La proposition de législation européenne pour la liberté des médias développe la logique du New Deal pour le journalisme
La proposition de European Media Freedom Act (EMFA) présentée le 16 septembre constitue une avancée importante pour la liberté des médias et la préservation de la démocratie et de l’État de droit à travers l’UE. Reporters sans frontières (RSF) salue cette initiative qui reprend nombre de ses recommandations, et travaillera à son amélioration.
“La proposition de législation européenne sur la liberté des médias doit être saluée et défendue car elle marque la volonté de la Commission de préserver les valeurs de l’Union face aux puissances privées, aux États autoritaires et aux manipulations extérieures. Nous apprécions qu’un grand nombre de propositions formulées par RSF aient été reprises et notamment la logique du New Deal pour le journalisme proposée par le Forum sur l’information et la démocratie. Cependant, cette proposition est encore insuffisante sur certains aspects et devra être améliorée.

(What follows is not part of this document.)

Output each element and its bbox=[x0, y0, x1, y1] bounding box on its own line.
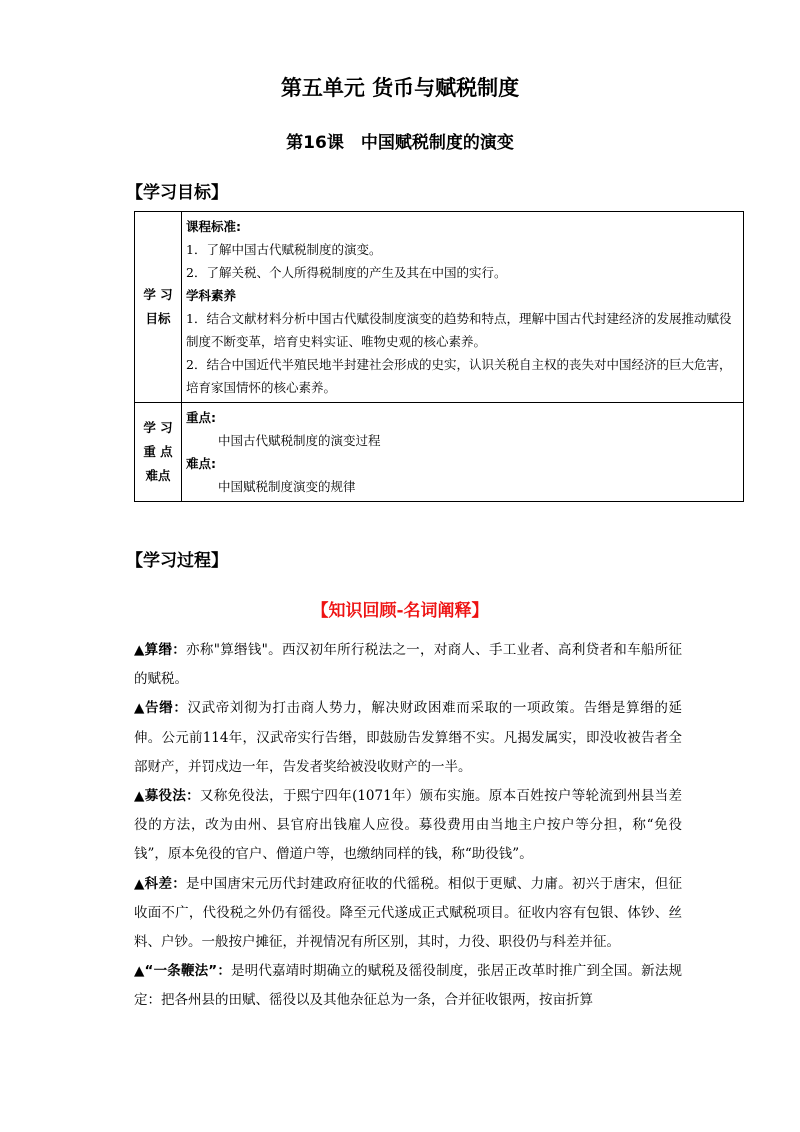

Présenté officiellement le 16 septembre par la vice-présidente de la Commission européenne Vera Jourova et le Commissaire au marché intérieur Thierry Breton, la proposition de législation pour la liberté des médias (European Media Freedom Act ou EMFA) vise à poser un socle commun de garanties applicables dans toute l’Union européenne. Une initiative opportune à l’heure où le journalisme et les médias sont mis à mal dans un nombre croissant d’États membres et face à la concurrence déloyale des plateformes et à la prolifération de la désinformation.
Le texte reprend nombre de propositions formulées par RSF au cours de ses discussions avec les institutions européennes ces derniers mois. S’y retrouvent en particulier les principes du Partenariat international pour l’information et la démocratie initié par RSF. Le projet reconnaît de fait le droit à l’information fiable : les citoyens ont le droit de recevoir une information pluraliste et indépendante “au profit du débat public”. Le texte pose des garanties nécessaires à l’exercice de ce droit : protection de l’indépendance éditoriale des rédactions, indépendance des médias de service public, ou encore protection du secret des sources et interdiction de l'utilisation de logiciels espions contre des journalistes.
Les recommandations formulées dans les rapports du Forum pour l’information et la démocratie ont également été largement reprises, notamment celles du rapport sur la soutenabilité des médias, intitulé Un New Deal pour le journalisme : prise en compte de l’impact des concentrations sur le pluralisme et l’indépendance éditoriale, encadrement de la publicité publique ou transparence de la propriété, en particulier. La mention explicite, dans le préambule du texte, de la Journalism Trust Initiative (JTI) comme une norme d’autorégulation permettant aux médias de s’identifier comme tels auprès des plateformes, et de bénéficier ainsi de garanties spécifiques face à leurs opérations de modération, est une avancée importante.
Toutes ces dispositions devront être approfondies et renforcées. Notamment les critères posés par le texte pour définir les médias qui pourront bénéficier des garanties contre la modération de contenu sur Internet, qui ne sont pas satisfaisants en l’état. S’il suffit de s’auto-déclarer comme un média d’information pour en bénéficier, alors ce mécanisme risque d’entraver les efforts attendus des plateformes pour lutter contre la désinformation. La JTI devrait être reconnue comme le critère pertinent.
Autre aspect du texte qui devra être approfondi : la protection de l’espace informationnel européen face aux stratégies extérieures d’influence et de manipulation. Le texte permettra une action coordonnée face aux médias extérieurs à l’UE qui portent atteinte ou posent un risque pour la sécurité publique et à la défense, mais ne prévoit pas un cadre juridique approprié et légitime. La proposition de RSF d’un mécanisme de réciprocité est de nature à répondre à cet objectif.